The fight, after-math
Northpointe showed that COMPAS is approximately fair in calibration for Whites and Blacks. ProPublica showed that COMPAS is unfair in parity.
The lesson is that there are incompatible fairnesses. To figure out which to apply -- that is a different question.
I like the idea of clearly showing the core of the problem using a graphical approach, namely how the different base rates keep us from having both kinds of fairness.
There is one glitch, I'm afraid: It seems you got the notion of calibration wrong. In your way of using the word, an ideal calibration would be a perfect score, i.e. a score that outputs 1 for all the true positives and 0 for all the true negatives. While perfect scores play a certain role in Kleinberg et al's paper as an unrealistic corner case of their theorem, the standard notion of calibration is a different one: It demands that when you look at a score bracket (the set of all people having approximately the same score), the actual fraction of positive instances in this group should (approximately) coincide with the score value in this bracket. To avoid discrimination, one also checks that this is true for white and for black defendants separately.

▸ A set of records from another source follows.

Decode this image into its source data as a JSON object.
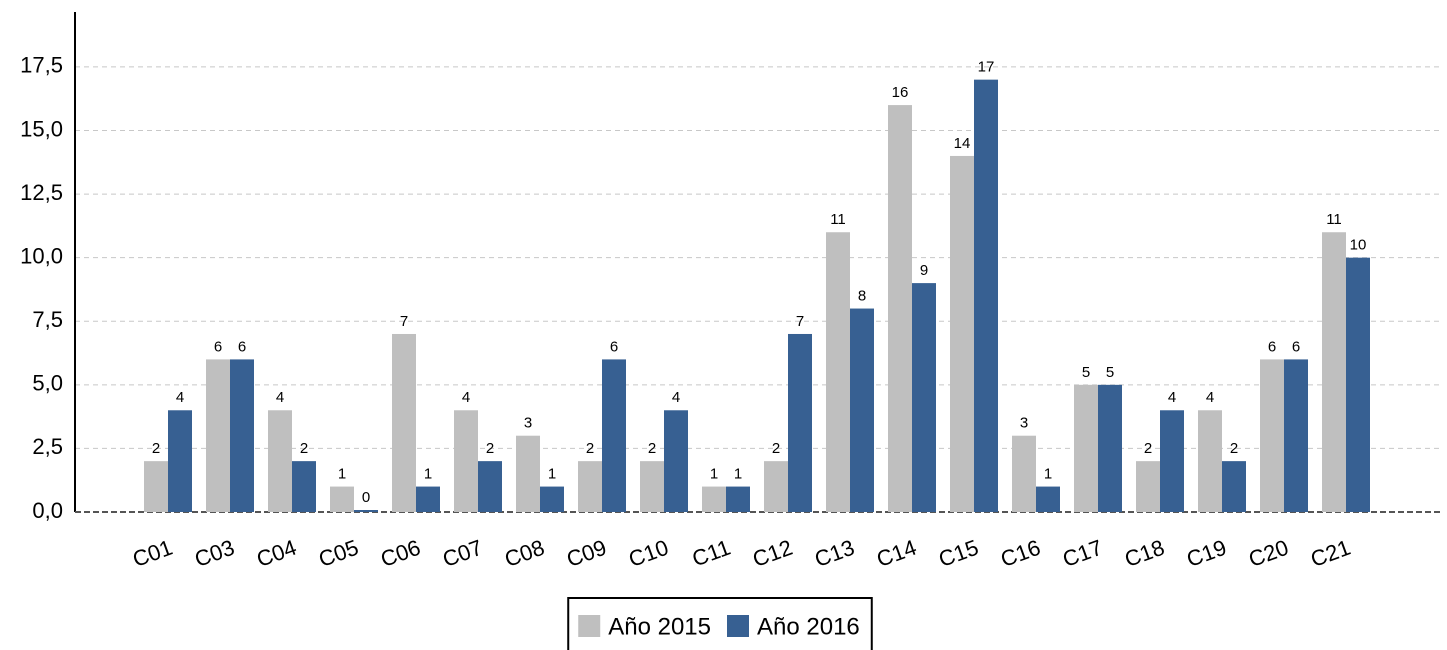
{
  "chart_data": {
    "type": "bar",
    "categories": [
      "C01",
      "C03",
      "C04",
      "C05",
      "C06",
      "C07",
      "C08",
      "C09",
      "C10",
      "C11",
      "C12",
      "C13",
      "C14",
      "C15",
      "C16",
      "C17",
      "C18",
      "C19",
      "C20",
      "C21"
    ],
    "series": [
      {
        "name": "Año 2015",
        "color": "#bfbfbf",
        "values": [
          2,
          6,
          4,
          1,
          7,
          4,
          3,
          2,
          2,
          1,
          2,
          11,
          16,
          14,
          3,
          5,
          2,
          4,
          6,
          11
        ]
      },
      {
        "name": "Año 2016",
        "color": "#376092",
        "values": [
          4,
          6,
          2,
          0,
          1,
          2,
          1,
          6,
          4,
          1,
          7,
          8,
          9,
          17,
          1,
          5,
          4,
          2,
          6,
          10
        ]
      }
    ],
    "ylim": [
      0,
      19.66
    ],
    "yticks": [
      {
        "value": 0,
        "label": "0,0"
      },
      {
        "value": 2.5,
        "label": "2,5"
      },
      {
        "value": 5,
        "label": "5,0"
      },
      {
        "value": 7.5,
        "label": "7,5"
      },
      {
        "value": 10,
        "label": "10,0"
      },
      {
        "value": 12.5,
        "label": "12,5"
      },
      {
        "value": 15,
        "label": "15,0"
      },
      {
        "value": 17.5,
        "label": "17,5"
      }
    ],
    "grid": true,
    "legend": "bottom"
  }
}
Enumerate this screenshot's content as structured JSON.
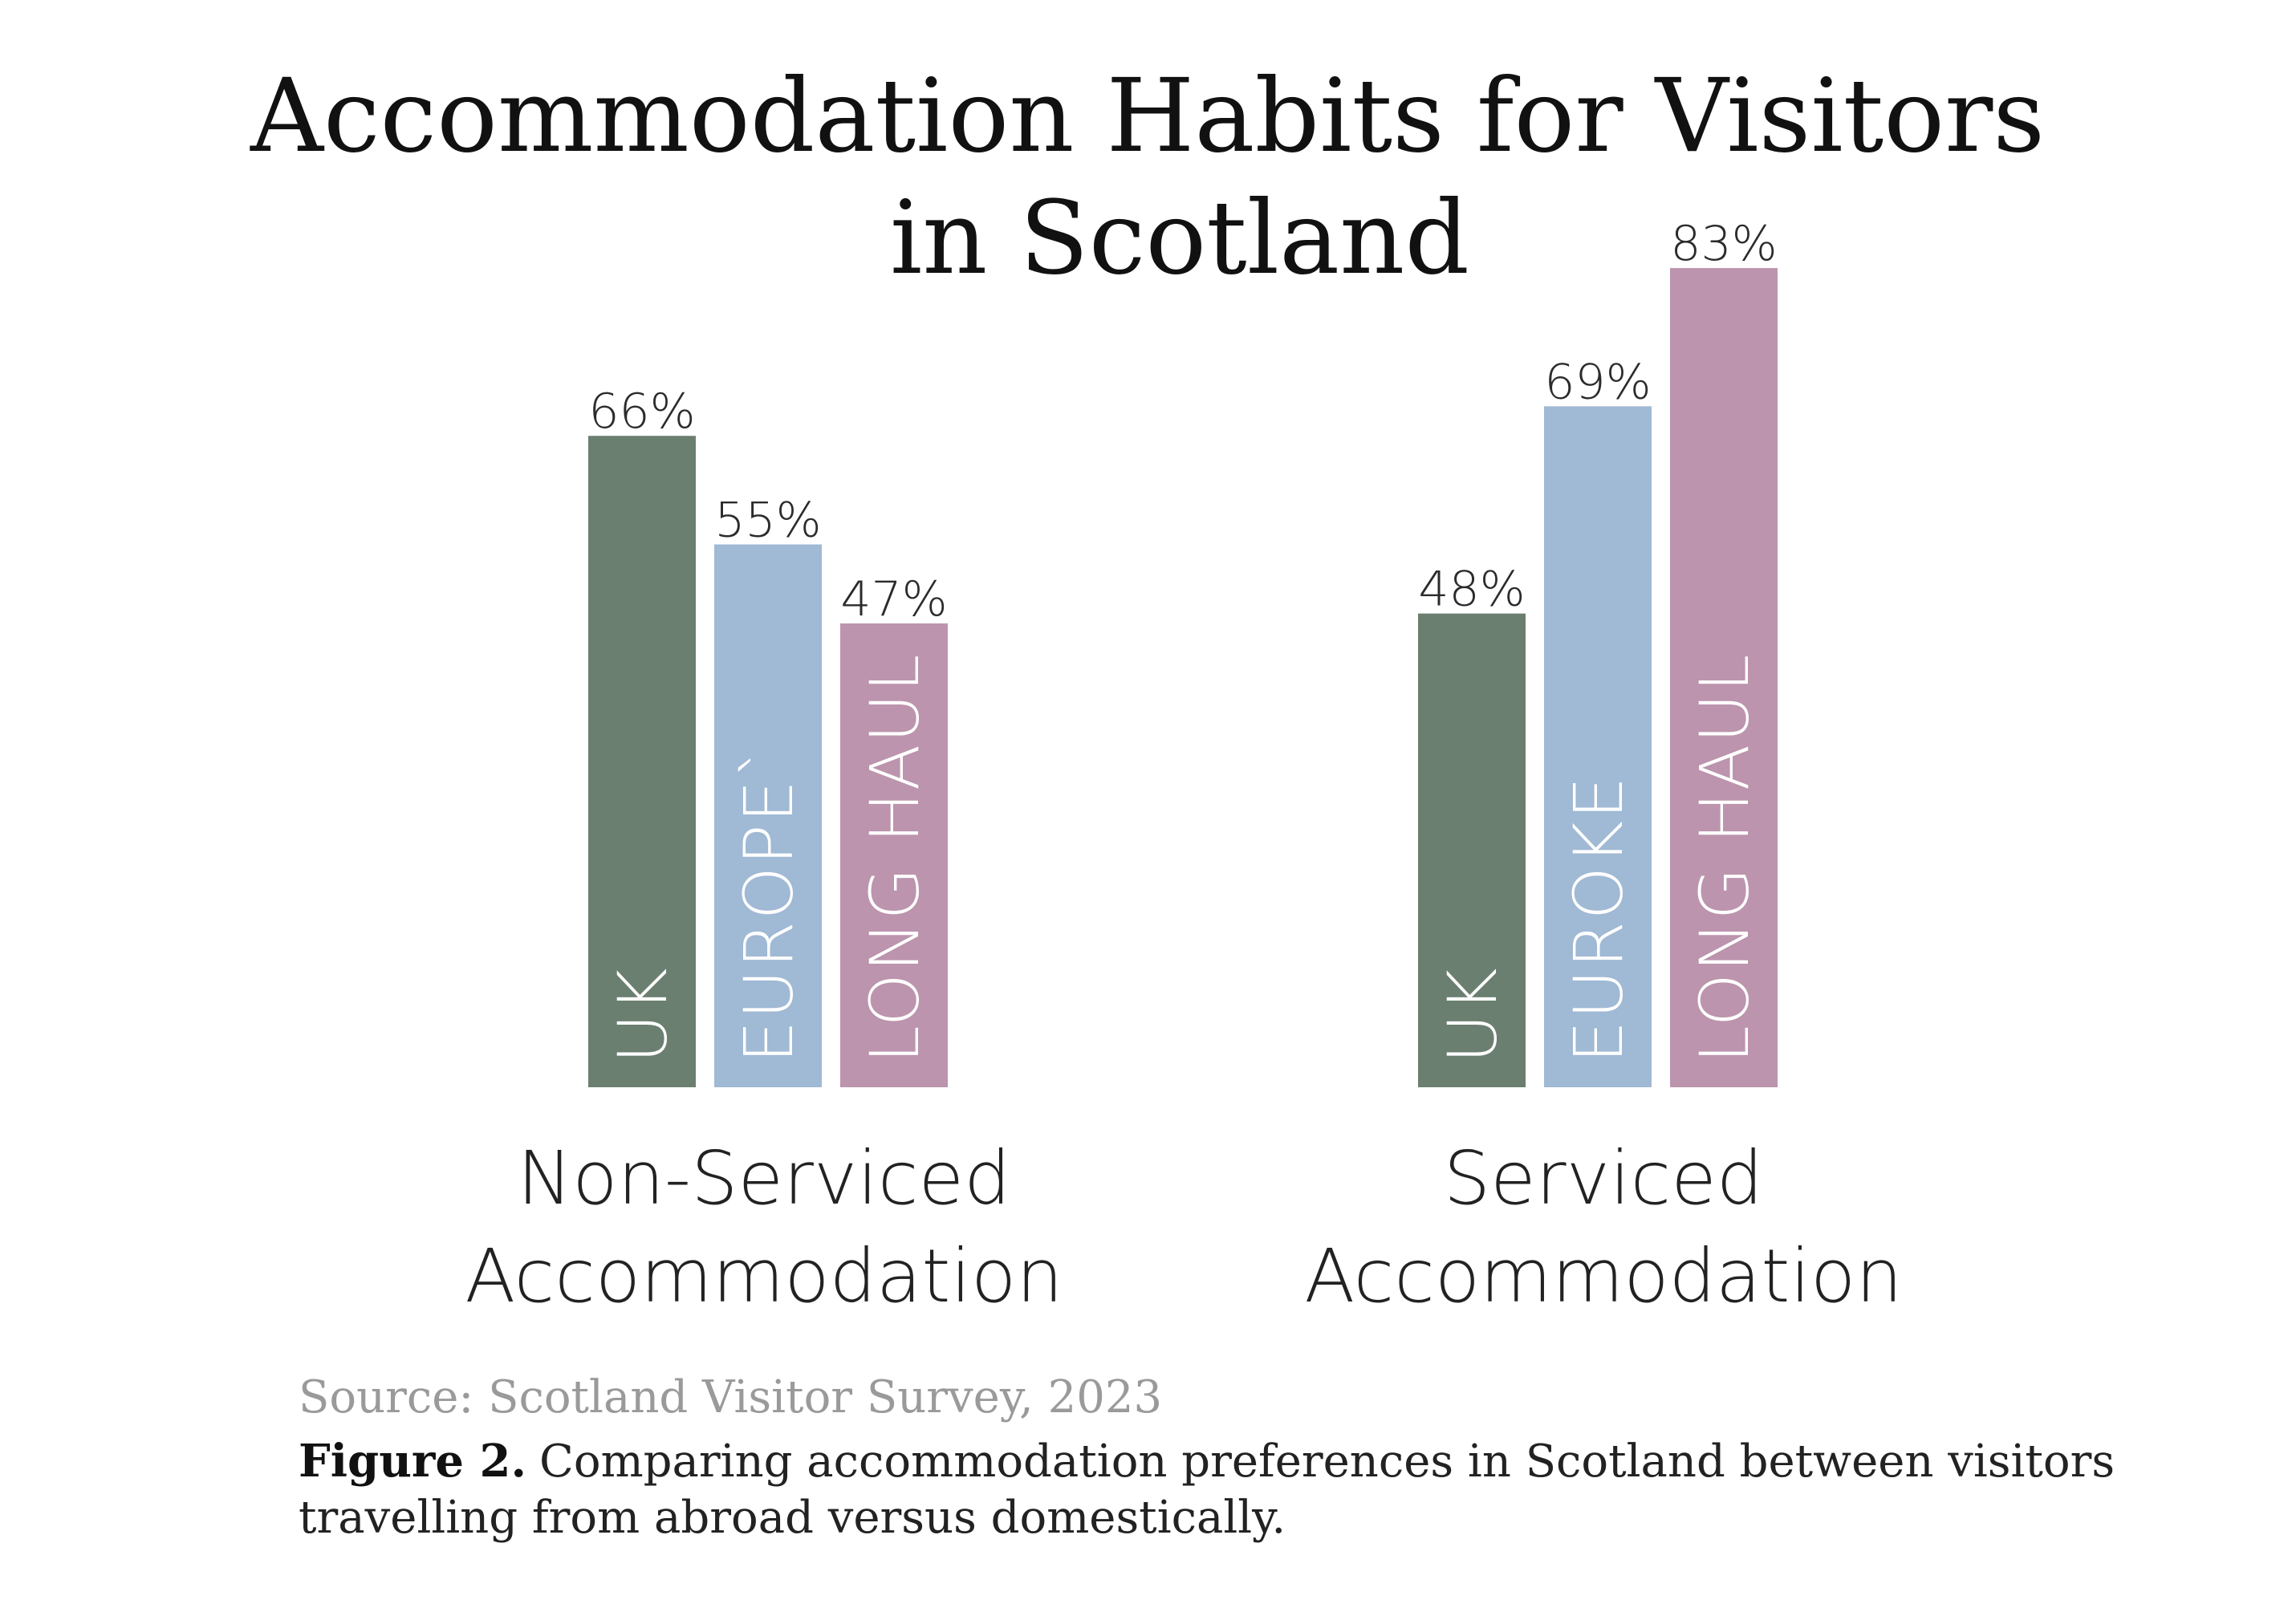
{
  "chart_data": {
    "type": "bar",
    "title_lines": [
      "Accommodation Habits for Visitors",
      "in Scotland"
    ],
    "ylim": [
      0,
      100
    ],
    "grid": false,
    "groups": [
      {
        "label_lines": [
          "Non-Serviced",
          "Accommodation"
        ],
        "bars": [
          {
            "category": "UK",
            "value": 66,
            "value_label": "66%",
            "color": "#6b7f70"
          },
          {
            "category": "EUROPE`",
            "value": 55,
            "value_label": "55%",
            "color": "#a0b9d4"
          },
          {
            "category": "LONG HAUL",
            "value": 47,
            "value_label": "47%",
            "color": "#bc94ad"
          }
        ]
      },
      {
        "label_lines": [
          "Serviced",
          "Accommodation"
        ],
        "bars": [
          {
            "category": "UK",
            "value": 48,
            "value_label": "48%",
            "color": "#6b7f70"
          },
          {
            "category": "EUROKE",
            "value": 69,
            "value_label": "69%",
            "color": "#a0b9d4"
          },
          {
            "category": "LONG HAUL",
            "value": 83,
            "value_label": "83%",
            "color": "#bc94ad"
          }
        ]
      }
    ]
  },
  "source": "Source: Scotland Visitor Survey, 2023",
  "caption": {
    "label": "Figure 2.",
    "line1": "Comparing accommodation preferences in Scotland between visitors",
    "line2": "travelling from abroad versus domestically."
  }
}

Fortunately, your approach still works with this definition. In your drawing, it translates into the demand that, in each of the two squares, the yellow area must be as large as the left column (the actual positives). Assume that this is the case in the upper drawing. When we go from the upper to the lower drawing, the boundary between the left and right column moves to the right, as the base rate is higher among blacks. This is nicely indicated with the red arrows in the lower drawing. So the area of the left column increases. But of this newly acquired territory of the left column, only a part is also a new part of the yellow area. Another part was yellow and stays yellow, and a third part is now in the left column, but not part of the yellow area. Hence, in the lower drawing, the left column is larger than the yellow area.